A featureless self-storage facility with a labyrinthine network of corridors and lockers: it’s not exactly your typical creative muse.

But that’s where inspiration struck for immersive theatre company Dante or Die, who perform their works anywhere but on a traditional stage.

Three years ago, it was at Islington’s Hilton Hotel with I Do, where audiences were given six simultaneous perspectives in six different hotel rooms 10 minutes before a wedding.

This time, Urban Locker Self-Storage off the Old Street roundabout will inexplicably become a theatrical space next month for site-specific Handle with Care. It’s a play by I Do writer Chloe Moss, which tracks one woman’s life over 25 years: from the ‘80s to the present day, through her relationship with her belongings.

Performed by two actresses who play Zoe’s younger and older self, the women swap halfway through the 90-minute show after the character has children.

Although the storage facility will be closed to the general public while the performances take place, the base has not been closed off during rehearsals.

“We were doing dress rehearsal last night and people came in to store their stuff halfway through,” says Terry O’Donovan, co-artistic director of Dante or Die.

“That’s exciting.”

Performing in a working facility presents its challenges, though.

As well as trying not to annoy the customers storing or collecting their things, they’ve had to contend with construction works while the facility was being extended.

Finding a business who would let them perform in their space also proved tricky, taking them a year to finally forge a partnership after months of rejection from other organisations.

The search proved so challenging that the company almost gave up to do the unthinkable: perform the piece on stage, in a proper theatre.

“It would have been much easier to do it in our own space,” admits O’Donovan.

“But there’s something about creating a partnership with a business, with other people who work there, and getting stories from them.

“Storage is a billion pound industry, it’s huge, and that is one of the reasons to do the show. These bases are all over the country, they’re everywhere and they all have human stories.

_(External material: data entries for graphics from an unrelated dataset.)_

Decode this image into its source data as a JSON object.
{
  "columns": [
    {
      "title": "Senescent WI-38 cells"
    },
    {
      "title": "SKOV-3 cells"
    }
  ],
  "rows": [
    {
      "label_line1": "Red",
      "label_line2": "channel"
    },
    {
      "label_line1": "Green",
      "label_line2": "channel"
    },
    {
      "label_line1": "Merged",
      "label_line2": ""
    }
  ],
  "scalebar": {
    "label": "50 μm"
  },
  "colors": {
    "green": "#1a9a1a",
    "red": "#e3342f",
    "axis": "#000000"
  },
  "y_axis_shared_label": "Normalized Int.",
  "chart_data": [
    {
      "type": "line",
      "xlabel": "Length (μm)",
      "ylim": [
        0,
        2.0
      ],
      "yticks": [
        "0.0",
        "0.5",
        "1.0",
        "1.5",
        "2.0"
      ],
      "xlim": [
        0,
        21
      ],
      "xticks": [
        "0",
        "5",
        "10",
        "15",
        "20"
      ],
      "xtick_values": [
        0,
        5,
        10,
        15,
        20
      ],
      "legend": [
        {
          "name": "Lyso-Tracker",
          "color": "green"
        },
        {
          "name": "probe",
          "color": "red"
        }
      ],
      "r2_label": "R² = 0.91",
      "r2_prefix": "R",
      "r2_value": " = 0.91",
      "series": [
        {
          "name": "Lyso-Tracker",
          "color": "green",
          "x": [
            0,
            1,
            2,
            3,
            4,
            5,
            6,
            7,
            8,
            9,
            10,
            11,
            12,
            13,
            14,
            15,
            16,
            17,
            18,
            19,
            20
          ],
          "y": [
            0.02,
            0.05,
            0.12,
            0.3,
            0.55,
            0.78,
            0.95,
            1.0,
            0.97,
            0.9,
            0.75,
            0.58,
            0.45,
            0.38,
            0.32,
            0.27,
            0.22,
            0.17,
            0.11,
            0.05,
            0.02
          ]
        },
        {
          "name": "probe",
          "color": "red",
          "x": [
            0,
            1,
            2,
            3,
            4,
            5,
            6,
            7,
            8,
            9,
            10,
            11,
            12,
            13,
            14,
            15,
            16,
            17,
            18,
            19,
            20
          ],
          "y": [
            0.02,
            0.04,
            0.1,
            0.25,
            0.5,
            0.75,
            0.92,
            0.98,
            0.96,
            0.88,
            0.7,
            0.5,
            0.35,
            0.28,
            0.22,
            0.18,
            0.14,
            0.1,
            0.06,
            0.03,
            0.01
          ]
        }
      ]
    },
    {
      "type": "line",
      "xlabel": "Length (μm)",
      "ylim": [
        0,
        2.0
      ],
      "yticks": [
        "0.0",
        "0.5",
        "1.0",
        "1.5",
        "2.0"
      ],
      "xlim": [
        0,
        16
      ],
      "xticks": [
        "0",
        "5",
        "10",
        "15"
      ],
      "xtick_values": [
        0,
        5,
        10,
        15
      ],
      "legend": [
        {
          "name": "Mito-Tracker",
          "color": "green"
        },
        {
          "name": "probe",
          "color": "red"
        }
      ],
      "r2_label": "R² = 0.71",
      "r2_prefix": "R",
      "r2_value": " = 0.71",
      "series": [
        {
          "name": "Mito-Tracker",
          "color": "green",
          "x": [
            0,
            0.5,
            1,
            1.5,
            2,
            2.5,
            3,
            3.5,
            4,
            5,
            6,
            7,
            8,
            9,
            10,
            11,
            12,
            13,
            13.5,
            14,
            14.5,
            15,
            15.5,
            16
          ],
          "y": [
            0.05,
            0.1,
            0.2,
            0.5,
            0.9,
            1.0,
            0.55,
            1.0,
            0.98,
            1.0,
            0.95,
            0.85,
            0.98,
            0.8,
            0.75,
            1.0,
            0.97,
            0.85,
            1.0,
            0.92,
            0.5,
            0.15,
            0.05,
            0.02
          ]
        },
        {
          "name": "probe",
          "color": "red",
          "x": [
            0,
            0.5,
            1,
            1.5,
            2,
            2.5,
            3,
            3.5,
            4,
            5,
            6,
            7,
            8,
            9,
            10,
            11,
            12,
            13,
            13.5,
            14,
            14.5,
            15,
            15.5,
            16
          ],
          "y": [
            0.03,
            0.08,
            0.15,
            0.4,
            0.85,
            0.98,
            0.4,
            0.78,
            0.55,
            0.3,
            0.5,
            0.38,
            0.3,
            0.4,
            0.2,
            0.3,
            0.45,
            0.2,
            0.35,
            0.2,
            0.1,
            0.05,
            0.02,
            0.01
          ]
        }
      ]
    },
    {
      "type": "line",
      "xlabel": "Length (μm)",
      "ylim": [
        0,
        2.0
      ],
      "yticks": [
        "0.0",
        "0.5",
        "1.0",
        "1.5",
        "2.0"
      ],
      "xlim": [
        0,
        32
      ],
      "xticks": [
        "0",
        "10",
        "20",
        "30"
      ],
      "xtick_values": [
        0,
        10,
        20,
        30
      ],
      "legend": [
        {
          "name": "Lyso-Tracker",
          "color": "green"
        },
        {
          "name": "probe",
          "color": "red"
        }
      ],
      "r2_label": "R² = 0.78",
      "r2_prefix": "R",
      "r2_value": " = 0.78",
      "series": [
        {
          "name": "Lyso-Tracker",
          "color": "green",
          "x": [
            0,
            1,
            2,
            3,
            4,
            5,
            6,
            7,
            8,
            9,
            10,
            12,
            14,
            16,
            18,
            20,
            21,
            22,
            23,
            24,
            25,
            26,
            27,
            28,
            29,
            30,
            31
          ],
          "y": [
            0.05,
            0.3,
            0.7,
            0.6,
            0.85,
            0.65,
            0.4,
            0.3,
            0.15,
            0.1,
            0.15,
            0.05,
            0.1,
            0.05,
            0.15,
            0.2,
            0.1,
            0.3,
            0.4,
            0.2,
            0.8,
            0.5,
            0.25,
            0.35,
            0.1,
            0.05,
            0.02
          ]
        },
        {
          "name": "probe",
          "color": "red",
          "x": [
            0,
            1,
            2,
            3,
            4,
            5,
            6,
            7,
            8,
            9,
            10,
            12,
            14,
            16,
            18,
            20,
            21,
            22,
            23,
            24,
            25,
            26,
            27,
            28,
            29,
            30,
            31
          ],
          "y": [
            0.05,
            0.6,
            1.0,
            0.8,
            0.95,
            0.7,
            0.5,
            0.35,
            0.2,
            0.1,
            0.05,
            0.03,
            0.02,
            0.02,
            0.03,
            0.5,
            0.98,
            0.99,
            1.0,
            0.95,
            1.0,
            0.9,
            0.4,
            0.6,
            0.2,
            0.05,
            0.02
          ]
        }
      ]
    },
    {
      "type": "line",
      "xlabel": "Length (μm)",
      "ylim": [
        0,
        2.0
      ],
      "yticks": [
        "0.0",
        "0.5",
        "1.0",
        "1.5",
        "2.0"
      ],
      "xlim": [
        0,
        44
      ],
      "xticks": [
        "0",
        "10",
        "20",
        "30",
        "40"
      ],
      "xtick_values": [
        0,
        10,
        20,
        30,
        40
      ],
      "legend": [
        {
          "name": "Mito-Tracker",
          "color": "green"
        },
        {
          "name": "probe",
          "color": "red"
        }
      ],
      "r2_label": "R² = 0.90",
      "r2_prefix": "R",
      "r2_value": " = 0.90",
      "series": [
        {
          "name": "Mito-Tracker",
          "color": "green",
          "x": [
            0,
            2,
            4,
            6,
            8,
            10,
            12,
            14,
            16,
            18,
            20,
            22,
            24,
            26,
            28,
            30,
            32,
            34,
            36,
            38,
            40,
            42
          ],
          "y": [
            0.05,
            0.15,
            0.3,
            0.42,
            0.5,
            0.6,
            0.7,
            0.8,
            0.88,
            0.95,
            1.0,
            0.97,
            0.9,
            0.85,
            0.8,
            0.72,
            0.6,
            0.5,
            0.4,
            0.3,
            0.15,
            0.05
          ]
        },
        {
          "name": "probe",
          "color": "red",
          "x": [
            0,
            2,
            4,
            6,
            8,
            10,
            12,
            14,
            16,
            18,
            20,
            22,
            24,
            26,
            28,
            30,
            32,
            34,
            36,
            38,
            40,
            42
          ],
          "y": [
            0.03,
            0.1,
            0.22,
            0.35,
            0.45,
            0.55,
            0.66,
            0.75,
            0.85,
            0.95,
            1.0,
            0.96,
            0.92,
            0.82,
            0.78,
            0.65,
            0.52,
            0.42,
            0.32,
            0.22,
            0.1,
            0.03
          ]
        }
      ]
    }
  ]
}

“That’s why we kept coming back and saying: we have to do this in a real place,” he adds. “To put an artistic vibe into somewhere that’s quite cold and mundane is really exciting to us, because it jars against reality.”

Inspiration for a play about self-storage struck when O’Donovan’s co-artistic director Daphna Attias used a unit to store one of the company’s old sets.

Chatting to an employee about the kinds of people who used these facilities, the staff member revealed to her that it was often for very human reasons that people would come to these clinical spaces: break-ups, family deaths, or new lives abroad.

Handle with Care’s protagonist Zoe visits her storage unit sporadically, but almost always at pinnacle moments in her life.

The audience are taken around in small groups of 20 at a time and see her old ‘80s clothes, her wedding dress, baby clothes for her daughter, and then her daughter all grown up aged 16.

“We want people to think about the reasons they keep things and the family members who’ve kept things, to think about whether they need them,” says O’Donovan.

“We also want them to think about consumerism: it’s so easy to get things now and we have so much stuff, but what do we actually need?”

The show is prop-heavy, as you can imagine for a play about stuff, and 90 per cent of the items used in the show have been donated by the company members’ family and friends.

“There are funny things, like a pink flamingo, stuff that makes you wonder: how did I get that thing? Why do I have that in my house?

“It’s actually from my house. I saw it in a shop window, and I said: ‘Oh isn’t that cute?’

“My mother in law was with me and bought it, so now we have a flamingo that lives on our balcony.

“I just thought: ‘That needs to be in the show.’”

The other 10 per cent of the props, though, are actually unwanted items left at the storage facility: a guitar, a bean bag, and red pouffes for the audience to sit on, for example.

It all adds to the authenticity of the show, O’Donovan says.

“The audience will know it’s real. They’ll be asking: who else has their stuff in here?

“They won’t be thinking: that’s just a set. It’s real life.”

Handle with Care will be performed at Urban Locker from June 2 until June 25.